Over on Boing Boing they are running a week of posts celebrating the life and work of Robert Anton Wilson. RAW is one of my favourite writers and thinkers. For some reason I don’t tend to reference him much on here – something I should rectify, but he’s one of those people who really broadened my mind and challenges my preconceptions, and has been highly influential to me. This clip below sums up the kinds of thing that Bob weaved together (Quantum Mechanics, belief systems, “the map is not the territory”, naive realism, religion, Zen Buddhism, the I Ching, skepticism and more…)

Boing Boing’s posts can be followed here.

A feature length documentary “Maybe Logic” about Robert Anton Wilson, can be found online too:

Gay Byrne Vs The KLF

For some reason The KLF popped into my head earlier. I was musing on Twitter about how great they were when Caesar Lopez sent me a clip of the duo on The Late Late Show discussing with Gay Byrne their burning of one million pounds. The interview is fascinating – Gay Byrne is clearly mystified by the duo and their action, even going so far as to call them ‘weird people’.

It threw up some really interesting points. Byrne, speaking on behalf of the shocked and appaled citizens of the world, argues that they could have given the money to charity. Bill Drummond makes two excellent retorts – firstly, if they had of spent the money on ‘swimming pools and Rolls Royces’ people wouldn’t have been upset, which Gay Byrne concedes. The act of destroying the money is wrong – but spending it on superflous luxury items instead of helping the needy is not. This exposes an amazing hypocrasy.

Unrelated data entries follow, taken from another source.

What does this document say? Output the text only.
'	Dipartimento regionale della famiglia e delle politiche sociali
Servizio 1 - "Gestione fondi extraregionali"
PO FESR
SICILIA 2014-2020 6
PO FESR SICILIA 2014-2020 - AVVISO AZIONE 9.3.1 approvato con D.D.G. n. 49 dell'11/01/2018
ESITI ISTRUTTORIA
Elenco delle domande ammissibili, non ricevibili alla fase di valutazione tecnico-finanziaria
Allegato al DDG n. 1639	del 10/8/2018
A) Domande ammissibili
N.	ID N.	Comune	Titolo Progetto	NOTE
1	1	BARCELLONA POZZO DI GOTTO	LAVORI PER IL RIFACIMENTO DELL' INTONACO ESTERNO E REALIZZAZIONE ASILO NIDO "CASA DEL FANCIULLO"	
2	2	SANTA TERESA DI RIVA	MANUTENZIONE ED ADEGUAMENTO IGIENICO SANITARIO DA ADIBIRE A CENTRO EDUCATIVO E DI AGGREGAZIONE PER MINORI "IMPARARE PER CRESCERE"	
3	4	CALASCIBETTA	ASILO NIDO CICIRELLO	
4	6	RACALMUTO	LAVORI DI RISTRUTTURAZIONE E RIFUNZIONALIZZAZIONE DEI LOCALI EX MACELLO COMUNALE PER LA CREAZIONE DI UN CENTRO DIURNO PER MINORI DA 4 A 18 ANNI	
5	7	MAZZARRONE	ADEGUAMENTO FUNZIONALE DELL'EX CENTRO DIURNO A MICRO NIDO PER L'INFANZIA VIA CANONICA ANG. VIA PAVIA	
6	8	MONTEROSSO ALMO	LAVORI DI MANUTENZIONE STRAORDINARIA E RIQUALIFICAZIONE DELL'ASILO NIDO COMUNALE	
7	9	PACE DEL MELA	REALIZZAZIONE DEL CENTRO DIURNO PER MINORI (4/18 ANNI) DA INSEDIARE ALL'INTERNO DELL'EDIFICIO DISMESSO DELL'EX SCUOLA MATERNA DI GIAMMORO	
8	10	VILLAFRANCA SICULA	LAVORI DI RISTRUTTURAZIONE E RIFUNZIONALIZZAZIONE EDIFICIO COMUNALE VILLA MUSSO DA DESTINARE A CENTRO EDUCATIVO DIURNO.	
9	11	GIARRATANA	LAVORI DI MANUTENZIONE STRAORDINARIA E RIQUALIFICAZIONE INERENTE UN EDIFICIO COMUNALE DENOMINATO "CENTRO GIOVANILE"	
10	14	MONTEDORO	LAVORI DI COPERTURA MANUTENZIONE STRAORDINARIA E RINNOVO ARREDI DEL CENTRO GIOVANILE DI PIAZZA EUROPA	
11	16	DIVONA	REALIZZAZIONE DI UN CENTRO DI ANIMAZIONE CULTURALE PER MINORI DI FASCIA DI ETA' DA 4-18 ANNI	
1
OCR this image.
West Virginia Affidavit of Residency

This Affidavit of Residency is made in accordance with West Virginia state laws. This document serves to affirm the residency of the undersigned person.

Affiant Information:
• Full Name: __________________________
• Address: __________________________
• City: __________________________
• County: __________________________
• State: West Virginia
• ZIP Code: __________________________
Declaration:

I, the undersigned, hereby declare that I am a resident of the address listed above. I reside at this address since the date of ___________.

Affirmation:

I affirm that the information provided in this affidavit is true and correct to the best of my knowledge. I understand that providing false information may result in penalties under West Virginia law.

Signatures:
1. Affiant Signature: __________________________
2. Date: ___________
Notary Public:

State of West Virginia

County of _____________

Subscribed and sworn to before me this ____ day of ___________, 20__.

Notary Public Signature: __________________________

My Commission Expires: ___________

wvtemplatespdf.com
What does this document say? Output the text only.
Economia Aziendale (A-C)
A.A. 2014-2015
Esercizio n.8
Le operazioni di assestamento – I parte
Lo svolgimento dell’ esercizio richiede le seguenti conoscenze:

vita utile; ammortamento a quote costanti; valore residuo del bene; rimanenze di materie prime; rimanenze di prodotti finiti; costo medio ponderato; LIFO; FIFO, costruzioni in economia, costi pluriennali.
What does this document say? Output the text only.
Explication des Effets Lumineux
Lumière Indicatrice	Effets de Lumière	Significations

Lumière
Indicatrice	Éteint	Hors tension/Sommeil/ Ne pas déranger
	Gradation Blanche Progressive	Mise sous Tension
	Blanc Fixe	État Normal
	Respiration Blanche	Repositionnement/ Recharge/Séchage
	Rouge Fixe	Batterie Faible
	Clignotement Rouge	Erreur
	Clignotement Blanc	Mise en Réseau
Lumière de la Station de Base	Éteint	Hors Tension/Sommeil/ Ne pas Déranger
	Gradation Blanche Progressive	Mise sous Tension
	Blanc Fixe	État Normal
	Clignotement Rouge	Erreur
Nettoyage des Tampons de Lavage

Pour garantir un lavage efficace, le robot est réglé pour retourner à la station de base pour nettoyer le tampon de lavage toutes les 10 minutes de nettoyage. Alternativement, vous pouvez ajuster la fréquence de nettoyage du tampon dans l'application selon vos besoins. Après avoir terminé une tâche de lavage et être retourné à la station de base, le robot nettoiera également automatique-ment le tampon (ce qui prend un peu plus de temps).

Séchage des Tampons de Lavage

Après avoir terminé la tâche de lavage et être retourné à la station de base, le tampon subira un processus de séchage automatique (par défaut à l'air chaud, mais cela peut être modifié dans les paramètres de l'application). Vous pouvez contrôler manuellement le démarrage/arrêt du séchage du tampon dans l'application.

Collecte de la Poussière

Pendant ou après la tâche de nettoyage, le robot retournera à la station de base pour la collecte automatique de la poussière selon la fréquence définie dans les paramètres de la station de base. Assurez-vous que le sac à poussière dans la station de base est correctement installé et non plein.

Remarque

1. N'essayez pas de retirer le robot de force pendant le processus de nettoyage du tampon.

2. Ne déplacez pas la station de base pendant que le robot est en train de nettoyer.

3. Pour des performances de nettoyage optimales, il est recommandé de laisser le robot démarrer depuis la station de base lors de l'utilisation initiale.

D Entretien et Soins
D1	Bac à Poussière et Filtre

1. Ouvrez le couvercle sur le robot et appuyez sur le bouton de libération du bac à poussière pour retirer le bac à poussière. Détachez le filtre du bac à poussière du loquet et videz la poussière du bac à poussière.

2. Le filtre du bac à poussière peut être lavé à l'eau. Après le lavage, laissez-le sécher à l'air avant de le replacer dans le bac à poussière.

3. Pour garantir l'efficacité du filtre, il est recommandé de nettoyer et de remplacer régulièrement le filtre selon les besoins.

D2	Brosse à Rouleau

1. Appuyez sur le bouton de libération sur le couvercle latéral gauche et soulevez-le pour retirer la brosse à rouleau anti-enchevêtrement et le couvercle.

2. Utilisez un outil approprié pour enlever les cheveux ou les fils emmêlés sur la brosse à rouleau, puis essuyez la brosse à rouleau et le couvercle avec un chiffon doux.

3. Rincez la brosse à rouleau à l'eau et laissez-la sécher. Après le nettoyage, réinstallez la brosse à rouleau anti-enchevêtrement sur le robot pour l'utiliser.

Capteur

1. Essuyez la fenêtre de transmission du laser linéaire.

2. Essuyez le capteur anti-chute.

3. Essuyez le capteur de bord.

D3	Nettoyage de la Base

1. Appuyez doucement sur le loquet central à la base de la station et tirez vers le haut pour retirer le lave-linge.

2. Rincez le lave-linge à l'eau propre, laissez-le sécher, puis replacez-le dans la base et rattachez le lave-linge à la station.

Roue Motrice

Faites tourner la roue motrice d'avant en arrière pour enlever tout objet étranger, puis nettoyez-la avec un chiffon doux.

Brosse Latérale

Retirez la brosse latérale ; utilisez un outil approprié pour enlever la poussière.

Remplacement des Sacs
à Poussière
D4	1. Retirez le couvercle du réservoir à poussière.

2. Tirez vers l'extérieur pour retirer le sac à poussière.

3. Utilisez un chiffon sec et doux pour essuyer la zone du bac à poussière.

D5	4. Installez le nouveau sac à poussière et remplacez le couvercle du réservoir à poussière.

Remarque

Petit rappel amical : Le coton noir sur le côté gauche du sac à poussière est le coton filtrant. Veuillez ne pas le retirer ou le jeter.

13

The second point Drummond makes is even more interesting. I’ve written before about the disconnect we have between money and wealth. We have mistaken money for wealth; money is a symbol, whereas wealth are the actual resources we have and can use to improve our lives. Drummond:

Us burning that money doesn’t mean there are any less loaves of bread in the world, any less apples, and less anything. The only thing that’s less is a pile of paper.

Byrne retorts, saying there could have been more bread and apples. Drummond repeats that they did not destroy any tangible goods.

Byrne and the audience do not buy (or understand?) his line of thinking.

Joe Elliot of hair-rockers Def Leppard butts in, saying “I used to talk like that when I was 16″, and the audience also wade in with hostility, and there is a general air of bewilderment. There is also a great moment where Byrne asks “Why are you here?” to which he is answered “Because you invited us….” (It’s really worth watching…some great moments)

I never really understood the K Foundation burning the million pounds until this point. And as I watched it, I kept thinking of Alan Watts’ arguments about wealth and money

What wasn’t understood then, and still isn’t really understood today, is that the reality of money is of the same type as the reality of centimeters, grams, hours, or lines of longitude. Money is a way measuring wealth but is not wealth in itself. A chest of gold coins or a fat wallet of bills is of no use whatsoever to a wrecked sailor alone on a raft. He needs real wealth, in the form of a fish rod, a compass, an outboard motor with gas, and a female companion.

Maybe it was a really foolish act, but at the very least it gets people talking about something which is never really talked about, and now more than ever needs to be – our relationship with money and our concepts of what money really is.